The government must learn from years of experience introducing digital transformation if the UK is to make the most of the opportunities AI offers to the public sectorThe United Kingdom is currently in the throes of a transformative period, shaping the future of the public sector’s artificial intelligence (AI) capabilities for generations to come. The visible aspects of this transformation, such as the rollouts of Copilot, the establishment of foundation model partnerships, and the signing of high-profile contracts, are already well underway. However, the less conspicuous aspects of this transformation, such as the development of procurement capabilities, the cultivation of a diverse supply base, and the establishment of shared standards, are equally crucial. These elements will determine our ability to adapt as AI technology continues to evolve.
We have made significant strides in the first half of this task. However, the second half is what will determine whether the initial efforts bear fruit. This is what we refer to as the “silent lock-in” trap. It is the gradual accumulation of AI capabilities on top of infrastructure, management practices, and governance approaches that are individually defined, poorly coordinated, and mismatched to the rapid pace of technological change.
Despite the diligent efforts of individuals and teams to procure and experiment with emerging AI capabilities, the pieces are not fitting together as they should. So, how can we learn from the experiences of the past decade’s digital transformation to accelerate the UK’s adoption of AI? This is the central theme of the book, “Making AI work for Britain,” published by London Publishing Partnership and available for download at FutureOfAI.uk under an open-access license.
The book, based on several years of research into the UK’s AI strategy and ecosystem, and over a decade of experience working with the UK government on digital transformation, proposes a simple strategy for AI success – consolidate demand, diversify supply. The following is a summary of three key recommendations from the book: Build buyers who can push back; pool demand that is already shared; and keep the supply side plural.
The challenge of creating smart buyers is easy to articulate but difficult to solve. AI suppliers, especially the larger ones, often make claims that require significant technical expertise to evaluate. These claims pertain to aspects such as training data provenance, model behaviour under distribution shift, security properties of the fine-tuning pipeline, and interoperability with alternative providers.
Traditional procurement functions were designed to assess claims like, “this system meets this specification” and “this supplier has these references.” They were not designed to assess claims like, “this model will remain useful as underlying capabilities change.”
The smart-buyer model does not necessitate building deep AI expertise in every department. Instead, it requires each organisation that spends significantly on AI to have a small core of people who can sit opposite a vendor and understand what they are looking at. This core needs three things – technical understanding, commercial acumen, and the ability to influence the wider organisation.
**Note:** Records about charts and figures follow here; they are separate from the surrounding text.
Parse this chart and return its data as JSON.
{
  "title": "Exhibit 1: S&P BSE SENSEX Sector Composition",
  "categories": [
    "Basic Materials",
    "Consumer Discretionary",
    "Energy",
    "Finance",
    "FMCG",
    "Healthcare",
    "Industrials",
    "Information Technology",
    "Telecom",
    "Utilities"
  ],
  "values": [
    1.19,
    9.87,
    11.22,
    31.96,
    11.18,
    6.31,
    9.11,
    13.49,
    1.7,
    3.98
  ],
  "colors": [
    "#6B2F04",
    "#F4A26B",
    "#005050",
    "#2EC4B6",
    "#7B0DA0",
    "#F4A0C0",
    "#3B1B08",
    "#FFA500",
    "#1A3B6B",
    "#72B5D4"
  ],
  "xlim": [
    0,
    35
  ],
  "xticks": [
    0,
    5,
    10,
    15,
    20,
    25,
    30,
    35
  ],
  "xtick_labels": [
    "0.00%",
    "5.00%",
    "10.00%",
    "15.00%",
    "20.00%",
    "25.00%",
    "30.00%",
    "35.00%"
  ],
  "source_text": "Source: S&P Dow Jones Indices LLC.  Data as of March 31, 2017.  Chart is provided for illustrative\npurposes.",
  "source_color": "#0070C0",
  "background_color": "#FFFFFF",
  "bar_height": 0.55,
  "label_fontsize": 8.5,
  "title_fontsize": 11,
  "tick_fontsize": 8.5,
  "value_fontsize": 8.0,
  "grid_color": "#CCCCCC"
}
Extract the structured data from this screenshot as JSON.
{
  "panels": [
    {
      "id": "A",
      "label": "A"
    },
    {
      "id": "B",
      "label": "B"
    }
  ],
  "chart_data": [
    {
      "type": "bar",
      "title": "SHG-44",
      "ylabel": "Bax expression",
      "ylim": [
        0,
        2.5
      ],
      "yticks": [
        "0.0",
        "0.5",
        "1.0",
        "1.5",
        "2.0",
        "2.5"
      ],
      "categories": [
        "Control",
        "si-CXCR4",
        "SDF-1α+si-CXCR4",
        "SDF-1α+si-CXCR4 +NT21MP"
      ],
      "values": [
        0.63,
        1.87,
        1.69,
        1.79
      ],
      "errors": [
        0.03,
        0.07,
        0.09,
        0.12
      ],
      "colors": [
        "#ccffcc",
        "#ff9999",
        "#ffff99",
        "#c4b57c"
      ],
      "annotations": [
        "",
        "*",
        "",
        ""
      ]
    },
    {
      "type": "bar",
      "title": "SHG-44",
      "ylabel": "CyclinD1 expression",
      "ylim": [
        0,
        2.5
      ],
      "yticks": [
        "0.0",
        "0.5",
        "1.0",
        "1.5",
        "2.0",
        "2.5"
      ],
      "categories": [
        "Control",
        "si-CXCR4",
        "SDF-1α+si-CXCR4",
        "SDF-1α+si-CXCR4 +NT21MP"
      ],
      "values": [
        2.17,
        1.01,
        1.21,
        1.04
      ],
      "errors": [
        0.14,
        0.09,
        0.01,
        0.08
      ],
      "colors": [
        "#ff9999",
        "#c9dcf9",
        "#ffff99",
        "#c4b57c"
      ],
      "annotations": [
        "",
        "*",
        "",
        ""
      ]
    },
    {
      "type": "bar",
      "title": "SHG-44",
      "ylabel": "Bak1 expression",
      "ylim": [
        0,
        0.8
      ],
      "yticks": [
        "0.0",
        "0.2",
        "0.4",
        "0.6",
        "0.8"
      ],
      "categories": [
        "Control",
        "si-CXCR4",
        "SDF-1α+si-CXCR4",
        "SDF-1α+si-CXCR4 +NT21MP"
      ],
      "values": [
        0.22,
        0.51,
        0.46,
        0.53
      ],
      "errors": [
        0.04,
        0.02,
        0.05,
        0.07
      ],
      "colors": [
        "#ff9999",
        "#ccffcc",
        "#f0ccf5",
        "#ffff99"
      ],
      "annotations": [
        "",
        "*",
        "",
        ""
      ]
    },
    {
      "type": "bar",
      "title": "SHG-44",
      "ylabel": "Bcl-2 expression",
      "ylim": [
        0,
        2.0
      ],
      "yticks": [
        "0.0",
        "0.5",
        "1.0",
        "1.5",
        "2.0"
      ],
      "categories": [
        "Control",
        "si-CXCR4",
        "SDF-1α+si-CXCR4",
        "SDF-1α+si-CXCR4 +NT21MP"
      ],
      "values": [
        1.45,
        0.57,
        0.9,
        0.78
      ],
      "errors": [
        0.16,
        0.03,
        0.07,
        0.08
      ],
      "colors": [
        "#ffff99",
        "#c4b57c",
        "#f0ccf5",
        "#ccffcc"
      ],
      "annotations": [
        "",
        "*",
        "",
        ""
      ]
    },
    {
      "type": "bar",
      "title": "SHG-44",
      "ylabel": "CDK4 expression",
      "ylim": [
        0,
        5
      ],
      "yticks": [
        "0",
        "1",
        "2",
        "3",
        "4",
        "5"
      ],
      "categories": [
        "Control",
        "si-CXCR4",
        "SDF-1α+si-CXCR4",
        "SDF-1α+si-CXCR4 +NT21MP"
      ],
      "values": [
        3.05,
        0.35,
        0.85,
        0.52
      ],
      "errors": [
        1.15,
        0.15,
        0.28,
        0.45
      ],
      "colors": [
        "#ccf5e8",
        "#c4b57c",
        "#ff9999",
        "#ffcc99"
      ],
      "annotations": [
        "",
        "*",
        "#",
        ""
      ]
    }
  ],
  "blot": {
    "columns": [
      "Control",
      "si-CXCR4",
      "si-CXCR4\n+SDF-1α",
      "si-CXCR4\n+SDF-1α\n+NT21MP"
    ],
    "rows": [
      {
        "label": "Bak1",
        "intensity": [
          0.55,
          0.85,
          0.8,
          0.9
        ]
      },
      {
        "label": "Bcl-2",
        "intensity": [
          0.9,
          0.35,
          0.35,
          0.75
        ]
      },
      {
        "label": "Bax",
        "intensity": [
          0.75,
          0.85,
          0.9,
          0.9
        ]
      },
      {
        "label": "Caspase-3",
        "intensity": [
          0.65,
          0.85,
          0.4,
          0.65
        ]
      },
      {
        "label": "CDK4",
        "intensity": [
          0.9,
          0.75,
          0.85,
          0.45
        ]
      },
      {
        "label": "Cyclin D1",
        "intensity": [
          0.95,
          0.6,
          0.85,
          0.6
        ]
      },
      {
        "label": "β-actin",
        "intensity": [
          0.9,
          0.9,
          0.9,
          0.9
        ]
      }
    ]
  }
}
In conclusion, the UK’s journey towards shaping the public sector’s AI capabilities is a complex one, fraught with challenges and opportunities. The success of this journey will depend on our ability to learn from past experiences, adapt to changing technologies, and build a robust procurement capability. The silent lock-in trap can be avoided by consolidating demand, diversifying supply, and building smart buyers who can push back. The future of AI in the UK’s public sector hinges on these critical factors.